AC Transit buses are expected to keep serving passengers today despite a ruling Friday by an Alameda County Superior Court judge ruled that the agency and drivers' union must send their contract dispute to arbitration.
AC Transit's Interim General Manager Mary King said that because the court did not prevent management from implementing its last and best contract offer, the newly adopted contract by the district's board of directors also will take effect today as planned.
Amalgamated Transit Union, Local 192, which represents the drivers, has been unable to reach an agreement with AC Transit on a new contract. Although it's unclear what action ATU may take in response to the decision by AC Transit to move ahead with its new contract, Superior Court Judge Frank Roesch has indicated that under the collective bargaining agreement the union cannot strike during pending arbitration, and the union has agreed not to do so.

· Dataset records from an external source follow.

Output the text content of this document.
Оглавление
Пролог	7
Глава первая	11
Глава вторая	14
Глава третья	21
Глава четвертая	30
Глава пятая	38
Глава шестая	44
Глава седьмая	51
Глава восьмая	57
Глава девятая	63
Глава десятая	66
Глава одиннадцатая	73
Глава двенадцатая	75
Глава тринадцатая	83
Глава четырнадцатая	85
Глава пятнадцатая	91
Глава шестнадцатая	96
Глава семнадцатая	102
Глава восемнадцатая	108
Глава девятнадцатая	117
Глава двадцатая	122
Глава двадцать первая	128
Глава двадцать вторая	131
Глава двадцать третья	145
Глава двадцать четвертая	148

As a result, the District is proceeding with its intent to keep buses running.
"While we engage in these legal proceedings, the most important thing is that service continues to our riders with as little disruption as possible," King said. "Our mission is to provide safe, sustainable public transit during these difficult economic times, and we will continue to do so."
Consequently, the Board of Directors and management of AC Transit is encouraging its 1,750 unionized employees to stay on the job and continue to provide vital bus service to the public while the arbitration process runs its course.
As outlined by Roesch, if the district and the parties representing ATU cannot agree on the selection of an arbitrator by Friday, they will return to his court on July 27 and Roesch will select an arbitrator.
As of now, AC Transit is considering its options with respect to an appeal of the judge's ruling.